Background: Most epidemiologic studies report a reduced risk of developing breast cancer associated with higher levels of recreational physical activity, but little is known regarding its effect on prognosis.
Methods: In this study, the authors investigated whether activity undertaken prior to diagnosis influenced breast cancer survival in a population-based cohort. A follow-up study was conducted among 1264 women ages 20 to 54 years who were diagnosed with invasive breast cancer between 1990 and 1992. Women in the study were interviewed within several months of diagnosis and were asked about their average frequency of moderate and vigorous activity at age 13 years, age 20 years, and during the year before diagnosis. With 8 to 10 years of follow-up, all-cause mortality status was determined by using the National Death Index (n = 290 deaths).
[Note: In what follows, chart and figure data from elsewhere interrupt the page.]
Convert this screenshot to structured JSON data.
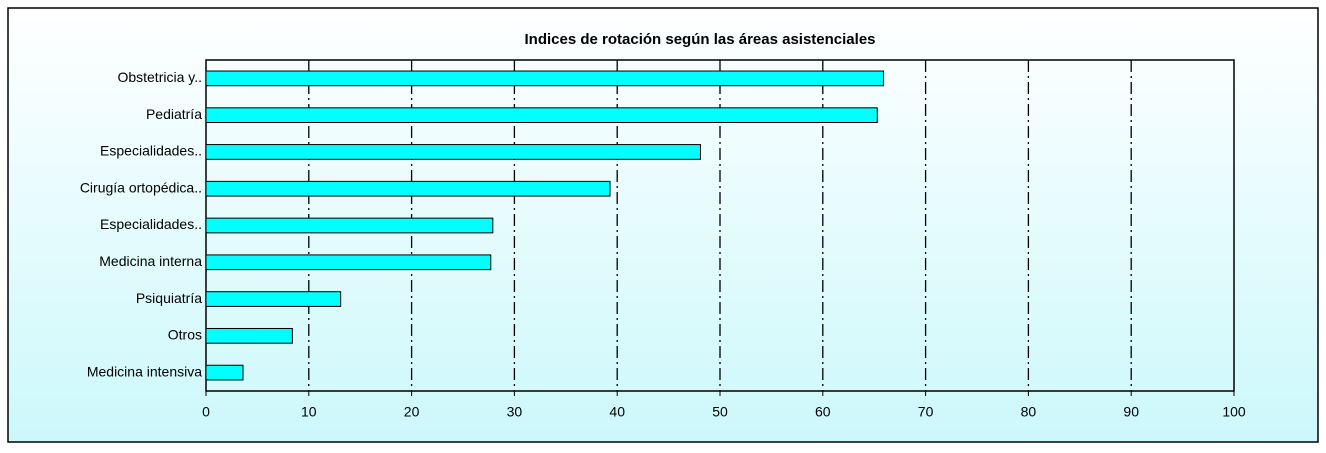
{
  "chart_data": {
    "type": "barh",
    "title": "Indices de rotación según las áreas asistenciales",
    "categories": [
      "Obstetricia y..",
      "Pediatría",
      "Especialidades..",
      "Cirugía ortopédica..",
      "Especialidades..",
      "Medicina interna",
      "Psiquiatría",
      "Otros",
      "Medicina intensiva"
    ],
    "values": [
      65.9,
      65.3,
      48.1,
      39.3,
      27.9,
      27.7,
      13.1,
      8.4,
      3.6
    ],
    "color": "#00ffff",
    "xlim": [
      0,
      100
    ],
    "xticks": [
      0,
      10,
      20,
      30,
      40,
      50,
      60,
      70,
      80,
      90,
      100
    ],
    "grid": true
  }
}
Results: A modest reduction in the hazards ratio (HR) was observed for the highest quartile of activity in the year before diagnosis compared with the lowest quartile (stage-adjusted and income-adjusted HR, 0.78; 95% confidence interval [95% CI], 0.56-1.08). High activity was associated with a reduced HR among women who were overweight or obese at the time of diagnosis (HR, 0.70; 95% CI, 0.49-0.99) but not among ideal weight or underweight women (HR, 1.08; 95% CI, 0.77-1.52). A reduced HR was not evident for activity at age 13 years or 20 years or for average activity across the 3 periods studied.
Conclusions: The results of this study provided some suggestive evidence for a beneficial effect on survival of recreational physical activity undertaken in the year before diagnosis, particularly among women who are overweight or obese near the time of diagnosis.